Narré mi primer partido en 1961, un Atlante- América, en el Torneo Jarrito de Oro. En esa época nadie improvisaba ante el micrófono y los locutores decían el nombre entero de los jugadores. ¡Perdías unas diez jugadas al recitar todos los apellidos de un brasileño! Por eso empecé a usar apodos: es más rápido decir un nombre guerrero; además, como que le pones un emblema a un escudo en blanco, y a los jugadores les fascina. Hace irnos días me encontré a aquel al que le puse Mister Joe, el Gran Tiburón, Quijadón Goyo Cortez, y me dijo: 'Ya nadie hace famosos a los jugadores.' A algunos no les quise decir nombres guerreros porque su nombre ya era muy grande, como un Carlos Reinoso. Á Enrique Borja a veces le decía el Cyrano por su tremenda nariz, pero muy poco, porque su fama era demasiado grande como Enrique Borja.
—En ocasiones usted rebautizaba a todo un equipo: las Chivas Rayadas se convirtieron en el Rebaño Sagrado.
—Eso del Rebaño Sagrado es un poco sacrílego pero en el fútbol sí son sagrados.
—0 Cruz Azul, la Máquina que pita y pita.

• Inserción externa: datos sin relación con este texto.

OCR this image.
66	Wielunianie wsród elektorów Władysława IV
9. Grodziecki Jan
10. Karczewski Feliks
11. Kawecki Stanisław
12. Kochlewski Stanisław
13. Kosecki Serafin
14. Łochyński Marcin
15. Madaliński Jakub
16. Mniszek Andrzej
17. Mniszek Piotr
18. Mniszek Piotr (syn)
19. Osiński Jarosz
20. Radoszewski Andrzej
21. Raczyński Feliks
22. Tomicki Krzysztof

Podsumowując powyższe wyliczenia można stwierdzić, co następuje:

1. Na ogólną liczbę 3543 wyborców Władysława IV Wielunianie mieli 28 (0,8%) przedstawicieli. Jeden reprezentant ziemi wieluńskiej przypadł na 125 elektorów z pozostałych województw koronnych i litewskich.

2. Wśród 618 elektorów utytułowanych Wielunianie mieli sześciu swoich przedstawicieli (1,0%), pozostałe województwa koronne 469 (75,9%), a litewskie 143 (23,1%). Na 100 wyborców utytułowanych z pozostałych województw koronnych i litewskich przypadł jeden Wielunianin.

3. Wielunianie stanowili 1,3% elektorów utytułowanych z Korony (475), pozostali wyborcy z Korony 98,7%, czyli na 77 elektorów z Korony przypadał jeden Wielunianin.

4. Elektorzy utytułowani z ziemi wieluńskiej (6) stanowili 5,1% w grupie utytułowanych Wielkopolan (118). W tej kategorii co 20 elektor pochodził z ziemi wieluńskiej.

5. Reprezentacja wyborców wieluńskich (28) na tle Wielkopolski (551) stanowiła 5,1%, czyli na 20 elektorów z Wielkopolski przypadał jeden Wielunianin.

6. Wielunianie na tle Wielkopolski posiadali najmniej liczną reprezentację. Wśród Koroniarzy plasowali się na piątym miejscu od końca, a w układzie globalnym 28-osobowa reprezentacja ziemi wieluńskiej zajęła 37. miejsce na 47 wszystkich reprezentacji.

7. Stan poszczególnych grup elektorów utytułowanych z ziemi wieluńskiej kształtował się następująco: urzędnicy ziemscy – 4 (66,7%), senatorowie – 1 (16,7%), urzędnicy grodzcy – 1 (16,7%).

—En ese caso tenía muy presente el corrido de 1901 que habla de una máquina que va "pita y pita y caminando"; éste es un nombre bonito para un club como Cruz Azul; en lugar de Cementeros, que suena a pesadote, pienso que una máquina es más impresionante porque está llena de sonido y el cemento no tiene ningún sonido, no vibra.
Lo peor que le puede pasar a un cronista, y de hecho le pasa a casi todos, es perder la concentración en el juego por estar platicando de 20 mil temas que no vienen al caso. Hay que saber soldar los datos. Los datos no son misterio, están al alcance de toda la gente, pero no todos logran que sean inherentes a la acción. De nada sirve decir "mide 1.96, pesa 80 kilos", eso no sirve así., tiene que haber una cierta armonía; si le llega un balón a Dazaev, el portero ruso, lo ves en su magnífica estatura, entonces dices: "¡Caray, los de Comunicaciones le tienen envidia a esta torre, nada más de ver eso, señores, se entristece la RKO Pictures, éste sí es el Hombre de los Rayos Arriba! Los cronistas actuales no son buenos mezcladores, usan adornos deshilachados que no se ligan con el partido. Casi todos tienen temor de que no gusten los puntachos. La primera vez que transmití una pelea de box, llegó un productor y dijo: "¡Que hablen la mitad!" Entonces nadie sabía cuál era la cantidad; los antiguos locutores de radio transmitían como los modernos de televisión, se tragaban los detalles, pero nadie puede hacer un trabajo pensando en si va a gustar o no, no puedes transmitir con miedo, hay que entrarle fuerte. Mucha gente está en contra de que alguien hable con fuerza, pero una cosa es chillar, emitir unos gritos tipo mono de la jungla o Tarzán, y otra cosa es hablar vehementemente. Y esto no todos pueden hacerlo; necesitas posesionarte, que la emoción se meta por cada uno de los poros... ¡y se mete la emoción!, mucha gente no comprende esto porque sus estados de ánimo son calmos, en cambio quien puede provocar una erupción dentro de sí mismo se impregna de la emoción y habla vibrando. En esos momentos es un actor.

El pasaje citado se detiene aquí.